Entre la sous-préfecture et le siège de la commune mixte, l’autocar de Berbert fait un aller-retour quotidien. Six gendarmes quadrillent la province, que Germaine Tillon ne rencontrera qu’une fois, des gendarmes qui, souligne-t-elle, n’avaient pas grand chose à faire, puisque les “grands vieux”, les hommes âgés, les sages, se chargeaient de faire régner l’ordre selon leur propre code. Sur ce vaste espace sans routes, occupés par une population tout à ses affaires d’honneur, il lui fallait délimiter une zone d’étude : ce sera le versant sud du massif de l’Ahmar Khaddou, la face pré-saharienne des Aurès qui aura ses faveurs. Là, de son nid d’épervier, dans la plus haute des vallées du sud aurésien, elle observe, interroge, note. Les écrits s’entassent, pleins de recueils de contes, légendes, histoires, fables, proverbes, récits historiques et généalogiques, à quelques variantes près, la tradition locale faisait remonter l’origine de ce peuple à un ancêtre commun, géniteur de tous les Chaouis : “bourek”, dit Bourch. La première phase de ce travail d’écoute et de collecte met à nu la parenté entre les histoires méditerranéennes entre les joux, les superstitions, mais aussi la similitude dans les gestes de la vie courante, autrement dit, les petites et les grandes affaires de ces montagnards organisés, “à peu de choses près”, comme “les laboureurs de Grèce, d’Italie ou de Provence” et derrière lesquels émergent des restes de paganisme agraire.
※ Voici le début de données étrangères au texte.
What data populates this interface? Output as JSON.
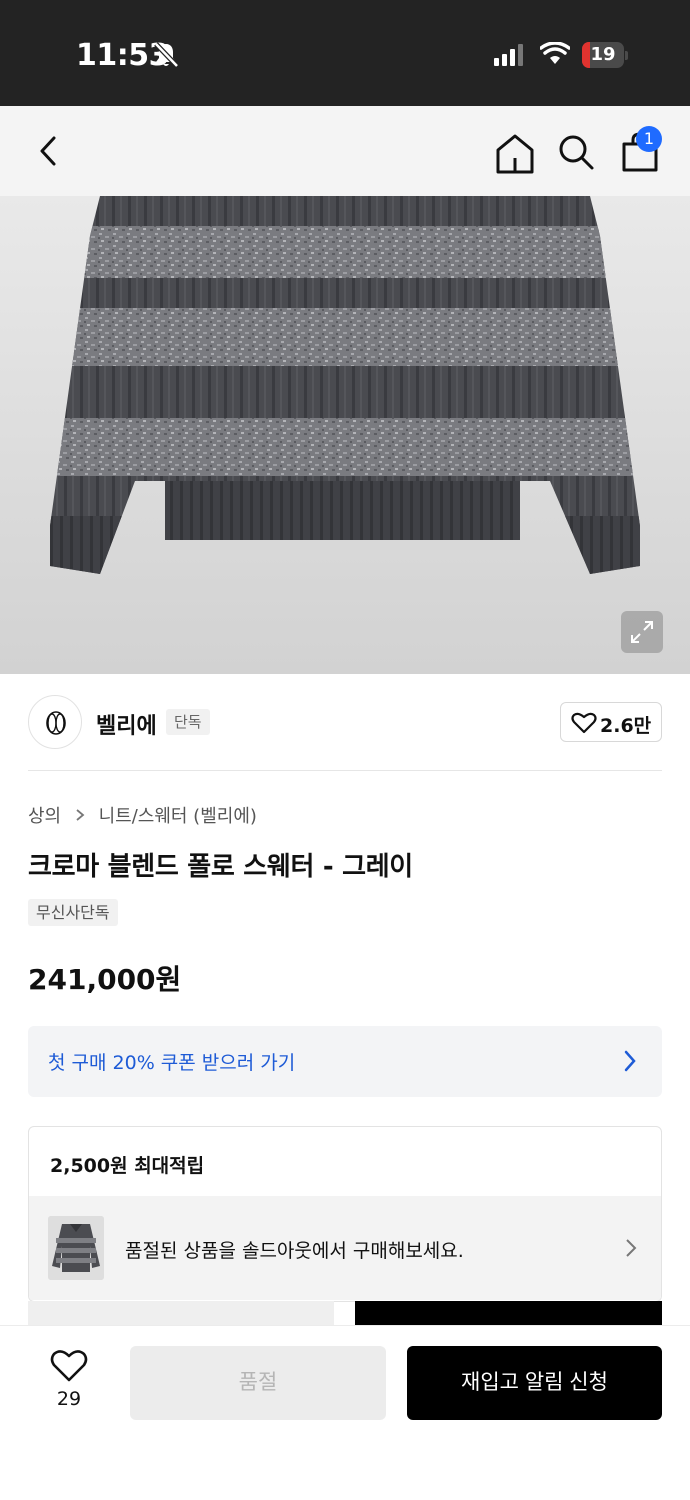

Pas de doute, l’islam dont tous se réclament, est venu se superposer à un terreau riche en croyances qui remontent à des temps immémoriaux, sans gommer ces sites coutumiers.

Autre constat : les mythologies chaouis semblent puiser, elles aussi, dans un réservoir commun propre à un espace géographique : le Bassin méditerranéen. Et les djinns maghrébins ressemblent à s’y méprendre, aux incubes et succubes de la démonologie de l’Europe du Sud.

Dans ce coin reculé de l’Algérie des années 30, une vallée à la forme étranglée d’un sablier, les bouleversements qui se préparent au loin arrivent en échos à peine perceptibles sans incidences particulières sur la vie de ces semi-nomades à la fois éleveurs et cultivateurs, obligés deux fois pas an de se déplacer, en avril vers l’amont, en novembre vers le désert.

Alors que la vie de ces paysans continue de dépendre de l’humeur du ciel et du prix de l’orge, plus haut, dans les gros villages de la périphérie aurésienne, débute l’émigration vers la France. Et à Sétif, un nommé Ferhat Abbas, ouvre une pharmacie tandis qu’à Biskra, un médecin indigène, le docteur Saâdane, installe son cabinet.

C’est ce dernier qui va éclairer la jeune parisienne sur l’autre face de la colonisation, sa nature raciste et discriminatoire. Car, de là où elle se trouve, dans ces “archs” moyenâgeux, les contacts avec la ville sont rares, occasionnellement une transaction commerciale ou une visite au t’bib nécessite un déplacement vers Biskra, et les discussions d’ordre politique tout autant. De plus, ce qui l’intéresse prioritairement, à cette époque précise, dans ces tribus déchirées par des affrontements meurtriers, c’est, dit-elle, “leur passé et leur présent, pas encore leur avenir (…)”.